Check the legal requirements on the government website and register the business unless you’re going to operate as a sole trader. The government online guidance about setting up a business is surprisingly easy to understand and not too complicated.
The main thing in the early stages is to determine if the public will gain enjoyment, benefit from or get value from your product or service that you’ll be offering online.
Do your research
You can’t start an online business, no matter how small, without doing a little bit of research into the market beforehand. If you’re doing a degree in business, you’ll certainly have come across the SWOT analysis which identifies your businesses strengths, weaknesses, internal opportunities and external threats. Many analysis techniques are hard to use in the real world but the SWOT analysis is genuinely a great tool to use and it’s super quick to do.
Next, search for your relevant suppliers online and get samples sent, then produce a prototype for your product or practise the service you’re going to offer. You’ll need to then do some financial analysis to set prices to ensure you’ll be making a profit on each sale.
Bounce ideas off other students
At University there are cultures from around the globe who each have their unique views and ideas. The University campus is an amazing place to get free opinions and criticisms from multiple perspectives. Bounce ideas off your flatmates or create a questionnaire to get feedback from your potential target market. If your niche is in the fitness industry, ask to see whether you can hand out questionnaires in the University gym with a link to submit their answers. If there’s a suitable University society, go and ask the people their opinions on your business idea.
Make use of free online resources
As you grow, there will be things you’re unsure about. Nowadays, you can get help on virtually anything from YouTube tutorials - so use them. Don’t run with the advice of the first video, watch a few from different sources so you can create informed decisions.
Forums are also a great place to seek free online business advice, you’d be surprised how many people are happy to help without requesting any financial compensation in return.
Build your website and grow it
Creating a website isn’t like it used to be.
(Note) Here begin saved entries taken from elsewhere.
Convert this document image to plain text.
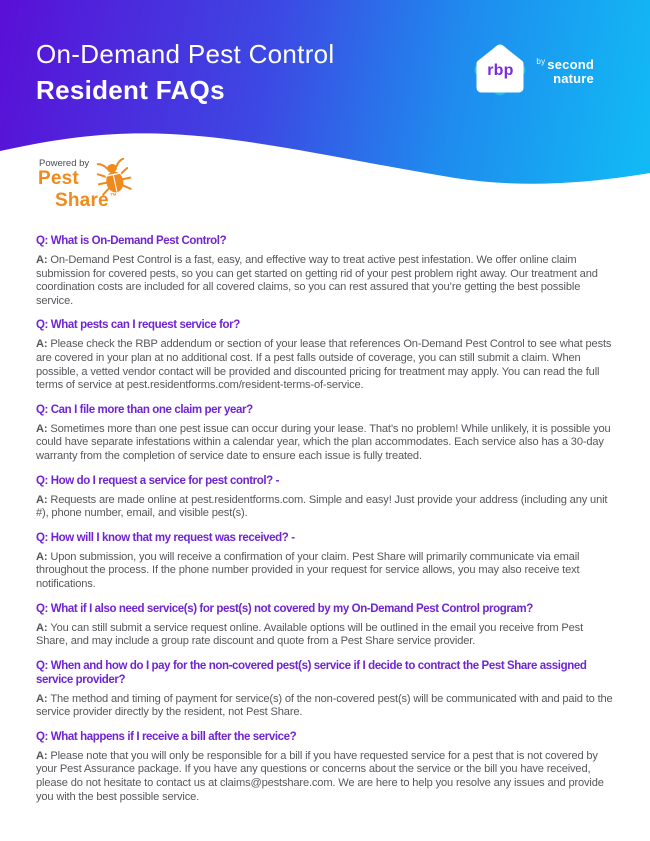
On-Demand Pest Control
Resident FAQs
rbp
$^{by}$ second
nature
Powered by
Pest
Share™
Q: What is On-Demand Pest Control?

A: On-Demand Pest Control is a fast, easy, and effective way to treat active pest infestation. We offer online claim submission for covered pests, so you can get started on getting rid of your pest problem right away. Our treatment and coordination costs are included for all covered claims, so you can rest assured that you’re getting the best possible service.

Q: What pests can I request service for?

A: Please check the RBP addendum or section of your lease that references On-Demand Pest Control to see what pests are covered in your plan at no additional cost. If a pest falls outside of coverage, you can still submit a claim. When possible, a vetted vendor contact will be provided and discounted pricing for treatment may apply. You can read the full terms of service at pest.residentforms.com/resident-terms-of-service.

Q: Can I file more than one claim per year?

A: Sometimes more than one pest issue can occur during your lease. That’s no problem! While unlikely, it is possible you could have separate infestations within a calendar year, which the plan accommodates. Each service also has a 30-day warranty from the completion of service date to ensure each issue is fully treated.

Q: How do I request a service for pest control? -

A: Requests are made online at pest.residentforms.com. Simple and easy! Just provide your address (including any unit #), phone number, email, and visible pest(s).

Q: How will I know that my request was received? -

A: Upon submission, you will receive a confirmation of your claim. Pest Share will primarily communicate via email throughout the process. If the phone number provided in your request for service allows, you may also receive text notifications.

Q: What if I also need service(s) for pest(s) not covered by my On-Demand Pest Control program?

A: You can still submit a service request online. Available options will be outlined in the email you receive from Pest Share, and may include a group rate discount and quote from a Pest Share service provider.

Q: When and how do I pay for the non-covered pest(s) service if I decide to contract the Pest Share assigned service provider?

A: The method and timing of payment for service(s) of the non-covered pest(s) will be communicated with and paid to the service provider directly by the resident, not Pest Share.

Q: What happens if I receive a bill after the service?

A: Please note that you will only be responsible for a bill if you have requested service for a pest that is not covered by your Pest Assurance package. If you have any questions or concerns about the service or the bill you have received, please do not hesitate to contact us at claims@pestshare.com. We are here to help you resolve any issues and provide you with the best possible service.
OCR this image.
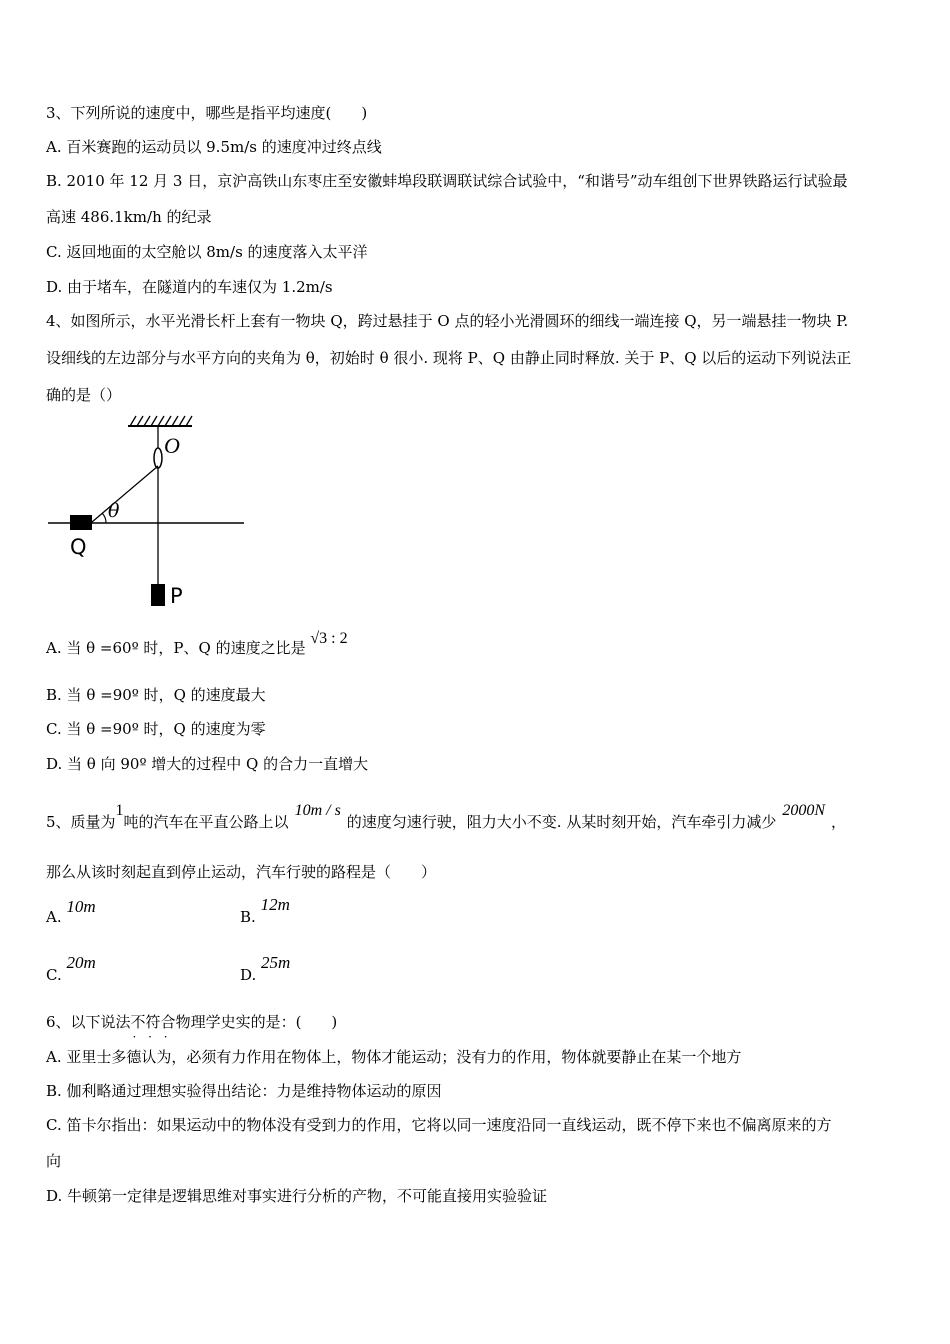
3、下列所说的速度中，哪些是指平均速度(　　)
A. 百米赛跑的运动员以 9.5m/s 的速度冲过终点线
B. 2010 年 12 月 3 日，京沪高铁山东枣庄至安徽蚌埠段联调联试综合试验中，“和谐号”动车组创下世界铁路运行试验最
高速 486.1km/h 的纪录
C. 返回地面的太空舱以 8m/s 的速度落入太平洋
D. 由于堵车，在隧道内的车速仅为 1.2m/s
4、如图所示，水平光滑长杆上套有一物块 Q，跨过悬挂于 O 点的轻小光滑圆环的细线一端连接 Q，另一端悬挂一物块 P.
设细线的左边部分与水平方向的夹角为 θ，初始时 θ 很小. 现将 P、Q 由静止同时释放. 关于 P、Q 以后的运动下列说法正
确的是（）
O
θ
Q
P
A. 当 θ =60º 时，P、Q 的速度之比是 √3 : 2
B. 当 θ =90º 时，Q 的速度最大
C. 当 θ =90º 时，Q 的速度为零
D. 当 θ 向 90º 增大的过程中 Q 的合力一直增大
5、质量为1吨的汽车在平直公路上以10m / s的速度匀速行驶，阻力大小不变. 从某时刻开始，汽车牵引力减少2000N，
那么从该时刻起直到停止运动，汽车行驶的路程是（　　）
A. 10m
B. 12m
C. 20m
D. 25m
6、以下说法不符合 · · ·物理学史实的是：(　　)
A. 亚里士多德认为，必须有力作用在物体上，物体才能运动；没有力的作用，物体就要静止在某一个地方
B. 伽利略通过理想实验得出结论：力是维持物体运动的原因
C. 笛卡尔指出：如果运动中的物体没有受到力的作用，它将以同一速度沿同一直线运动，既不停下来也不偏离原来的方
向
D. 牛顿第一定律是逻辑思维对事实进行分析的产物，不可能直接用实验验证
Platforms such as Shopify, Squarespace and BigCommerce provide drag and drop website builders so you don’t have to worry about coding or anything super complicated like that. If you wanted to add special features down the line, you can definitely do that with the help of a developer but when you’re starting out, just use their free website themes - they’re more than enough for almost any start-up.
All these platforms have guides to walk you through setting up everything and Shopify for example has a dedicated live chat feature to reach experts for free support. These do carry a monthly subscription of around £50 but many offer 90 day free trials so you can get ready, start making sales and then begin getting charged.
The power of social media and organic search traffic is unrivalled. You can go out and spend on pay-per-click advertising but start by building a social following and ensure you optimise keywords on the website to rank higher on Google and get free traffic.
I feel that whilst you’re at University, it’s one of the best times to start a small business of your own. Many students don’t have to worry about providing for children yet or paying a mortgage, you’ll also be beginning small and growing over time so you’ll only lose what you put in. Start off with between £100-£500 and don’t feel pressured to invest more, see what profit you can make with that initial investment first.
The best advice I could give is to just go for it. Don’t think about it too much otherwise, you’ll keep putting off starting. If you think other people will get value from your idea and you’re genuinely passionate about it, I’m sure it will be a success.